6 thoughts on “The Kobe Bryant Rape Trial”

  1. “The physical damage is equivalent in pain and healing time to a really good “indian burn.” Should the penalty be the same?”

    You should be thinkin in terms of damages rather than penalty. What are the damages in each case?

    “I know if you asked 100 men at random if you could either penetrate them anally or give them an “indian burn” for, say, $100, the answers would be very different.”

    And if you asked a hundred hookers you’d get a lot of them opting for the penetration. In that case should an indian burn be treated more seriously than rape for hookers?

    Or in your example suppose you find one guy who would prefer the penetration. Should an offense against him be measured by the standard of his subjective preference, or that of the other 99 men?

  2. I also disagree, at least with part Kennedy’s argument. Suppose that the harm done is subjective. So what? Why is that a reason for discounting it altogether?

    As capitalists, we know that value is subjective. We let people set their own price. The same should be true of the “price” of sexual consent, even if it isn’t expressed in monetary terms. The loss suffered is reflected in psychological trauma, and though this may be harder to discern, it can’t be discounted.

  3. I see your viewpoint, but I can’t bring myself to agree with it. Some thoughts:

    If a rapist is really gentle, the physical damage is nearly zero. In that case the only charge is kidnapping for 15 minutes. What should be the penalty for that, and why should the penalty for 15 minutes’ kidnapping be the same as that for 5 minutes’ kidnapping plus rape.

    Let’s suppose someone with very poor taste rapes John T. Kennedy. The physical damage is equivalent in pain and healing time to a really good “indian burn.” Should the penalty be the same? I know if you asked 100 men at random if you could either penetrate them anally or give them an “indian burn” for, say, $100, the answers would be very different.

  4. I would suggest that Mr. JTK subject himself to a rather rapid buggering by a rather well endowed African-American and report back with an in depth accounting of what it really feels like.

  5. “I would suggest that Mr.
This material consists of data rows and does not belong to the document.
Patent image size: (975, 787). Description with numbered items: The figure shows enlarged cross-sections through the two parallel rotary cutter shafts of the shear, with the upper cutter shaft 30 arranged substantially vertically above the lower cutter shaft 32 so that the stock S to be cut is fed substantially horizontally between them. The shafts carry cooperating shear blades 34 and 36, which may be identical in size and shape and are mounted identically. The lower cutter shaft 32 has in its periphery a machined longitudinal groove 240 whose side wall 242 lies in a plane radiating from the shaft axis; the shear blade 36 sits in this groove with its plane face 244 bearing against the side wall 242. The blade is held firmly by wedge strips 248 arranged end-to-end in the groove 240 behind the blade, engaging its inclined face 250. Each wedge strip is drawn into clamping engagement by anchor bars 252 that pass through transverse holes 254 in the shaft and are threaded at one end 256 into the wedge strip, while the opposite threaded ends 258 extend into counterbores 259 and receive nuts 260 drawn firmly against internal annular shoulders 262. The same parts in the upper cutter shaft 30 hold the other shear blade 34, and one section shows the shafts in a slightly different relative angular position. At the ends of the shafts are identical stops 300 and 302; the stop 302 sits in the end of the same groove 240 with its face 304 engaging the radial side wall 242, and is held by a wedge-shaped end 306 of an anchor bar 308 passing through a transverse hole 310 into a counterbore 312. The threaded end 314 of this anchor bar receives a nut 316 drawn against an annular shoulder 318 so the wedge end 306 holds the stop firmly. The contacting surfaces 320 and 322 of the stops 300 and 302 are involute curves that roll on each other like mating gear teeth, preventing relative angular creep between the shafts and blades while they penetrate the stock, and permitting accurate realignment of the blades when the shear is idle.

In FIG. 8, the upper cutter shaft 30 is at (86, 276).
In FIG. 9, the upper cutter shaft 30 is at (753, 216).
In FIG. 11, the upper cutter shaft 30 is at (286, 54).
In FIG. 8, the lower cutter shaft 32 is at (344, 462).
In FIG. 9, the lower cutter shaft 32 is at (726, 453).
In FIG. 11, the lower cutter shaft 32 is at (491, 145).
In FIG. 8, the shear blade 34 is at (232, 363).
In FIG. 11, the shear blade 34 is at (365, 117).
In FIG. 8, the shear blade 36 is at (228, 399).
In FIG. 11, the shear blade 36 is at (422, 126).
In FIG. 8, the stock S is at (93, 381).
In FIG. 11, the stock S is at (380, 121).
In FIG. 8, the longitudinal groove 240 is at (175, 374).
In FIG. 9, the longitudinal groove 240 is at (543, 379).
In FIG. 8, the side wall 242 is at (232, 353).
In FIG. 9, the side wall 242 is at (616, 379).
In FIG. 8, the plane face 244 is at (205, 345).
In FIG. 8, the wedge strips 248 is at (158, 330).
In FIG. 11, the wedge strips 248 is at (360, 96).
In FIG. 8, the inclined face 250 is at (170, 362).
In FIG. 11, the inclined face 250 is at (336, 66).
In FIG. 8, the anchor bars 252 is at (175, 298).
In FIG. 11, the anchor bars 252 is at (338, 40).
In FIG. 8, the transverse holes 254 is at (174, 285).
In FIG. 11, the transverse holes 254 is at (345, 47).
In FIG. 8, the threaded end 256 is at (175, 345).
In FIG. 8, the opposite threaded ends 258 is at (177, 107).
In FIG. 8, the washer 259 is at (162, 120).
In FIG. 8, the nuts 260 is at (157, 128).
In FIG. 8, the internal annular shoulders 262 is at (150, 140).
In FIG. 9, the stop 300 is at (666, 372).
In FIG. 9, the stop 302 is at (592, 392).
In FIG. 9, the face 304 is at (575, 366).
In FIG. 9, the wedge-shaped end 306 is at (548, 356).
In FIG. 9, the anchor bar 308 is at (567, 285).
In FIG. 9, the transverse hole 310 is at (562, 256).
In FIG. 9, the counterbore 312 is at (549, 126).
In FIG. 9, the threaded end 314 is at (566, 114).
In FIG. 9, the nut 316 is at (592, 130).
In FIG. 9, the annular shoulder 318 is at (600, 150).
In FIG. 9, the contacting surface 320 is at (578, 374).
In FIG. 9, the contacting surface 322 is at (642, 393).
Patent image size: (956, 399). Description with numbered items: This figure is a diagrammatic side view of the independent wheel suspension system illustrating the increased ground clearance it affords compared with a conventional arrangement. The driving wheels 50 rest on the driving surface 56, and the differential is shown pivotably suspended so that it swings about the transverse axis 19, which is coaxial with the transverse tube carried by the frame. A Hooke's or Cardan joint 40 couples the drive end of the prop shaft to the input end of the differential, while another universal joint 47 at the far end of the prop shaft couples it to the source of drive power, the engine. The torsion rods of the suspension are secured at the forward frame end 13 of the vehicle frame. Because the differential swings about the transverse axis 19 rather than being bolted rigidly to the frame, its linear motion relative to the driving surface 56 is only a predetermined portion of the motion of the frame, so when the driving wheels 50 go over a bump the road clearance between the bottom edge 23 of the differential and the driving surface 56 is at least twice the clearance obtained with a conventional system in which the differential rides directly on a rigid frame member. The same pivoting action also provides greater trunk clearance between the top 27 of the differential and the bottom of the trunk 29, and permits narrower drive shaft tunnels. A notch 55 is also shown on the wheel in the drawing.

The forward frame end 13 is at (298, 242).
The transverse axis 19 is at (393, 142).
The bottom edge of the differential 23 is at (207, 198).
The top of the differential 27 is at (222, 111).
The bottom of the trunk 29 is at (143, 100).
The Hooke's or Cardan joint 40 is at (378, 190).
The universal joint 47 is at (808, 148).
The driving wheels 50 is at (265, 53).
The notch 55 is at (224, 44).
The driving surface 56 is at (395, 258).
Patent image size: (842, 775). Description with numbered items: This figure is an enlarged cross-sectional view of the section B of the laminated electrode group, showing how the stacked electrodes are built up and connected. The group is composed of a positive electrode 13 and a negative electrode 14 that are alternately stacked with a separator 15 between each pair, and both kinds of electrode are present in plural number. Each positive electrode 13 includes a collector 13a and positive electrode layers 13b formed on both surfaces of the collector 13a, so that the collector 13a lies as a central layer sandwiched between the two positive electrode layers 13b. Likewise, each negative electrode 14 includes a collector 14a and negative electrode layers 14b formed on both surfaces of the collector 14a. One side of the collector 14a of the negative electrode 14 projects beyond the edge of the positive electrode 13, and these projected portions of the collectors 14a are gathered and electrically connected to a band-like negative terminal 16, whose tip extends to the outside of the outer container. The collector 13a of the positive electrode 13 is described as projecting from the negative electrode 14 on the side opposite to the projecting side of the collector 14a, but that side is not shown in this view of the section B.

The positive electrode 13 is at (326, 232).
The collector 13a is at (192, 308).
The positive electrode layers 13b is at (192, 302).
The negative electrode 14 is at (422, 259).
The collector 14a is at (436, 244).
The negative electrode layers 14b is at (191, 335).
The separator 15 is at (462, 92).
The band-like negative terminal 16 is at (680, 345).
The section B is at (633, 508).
JTK subject himself to a rather rapid buggering by a rather well endowed African-American and report back with an in depth accounting of what it really feels like.”

    He definitely would be wronged and entitled to perhaps a large amount of compensation from anyone perpetrating such an act upon him, butt if he routinely experienced buggery in the course of his normal sex life, then he probably wouldn’t find it so physically or mentally traumatic that it would merit putting his attacker in jail for life.

  6. [jtk]
    The other argument seems to be that rape inflicts a special kind of psychic harm. But I reject the notion that psychic harm ought to be legally actionable since it is entirely subjective. Some may suffer no more psychic harm from rape than from a non-sexual assault which is comparable in terms of physical damage. Others may suffer more psychic harm from a verbal insult than from being punched in the gut. Actionable harm ought to be objective.
    [/jtk]

    The problem is that it is rare where a harm has an objective value. The case of robbery is pretty easy. The case of assault is not. How much is a broken arm worth? A black eye? A fat lip? A cracked rib? We try to use medical bills as an approximation, but it’s impossible to say how much suffering and anguish the victim has gone through. Mental or not, the suffering and anguish are very real, and that suffering is a result of the tort.

    The common law has come to realize this, which is why we get “pain and suffering” as part of injury restoration. Over the past century, it has also begun to recognize something called the Intentional Infliction of Emotional Distress tort. It’s balls-hard to get to that level, but if you act to unbalance someone’s mind with the intent to do so, the suffering inflicted on the other person creates a debt the inflictor must pay. I’m not sold on IIED yet, but it does make sense if the Pain and Suffering tort is accepted.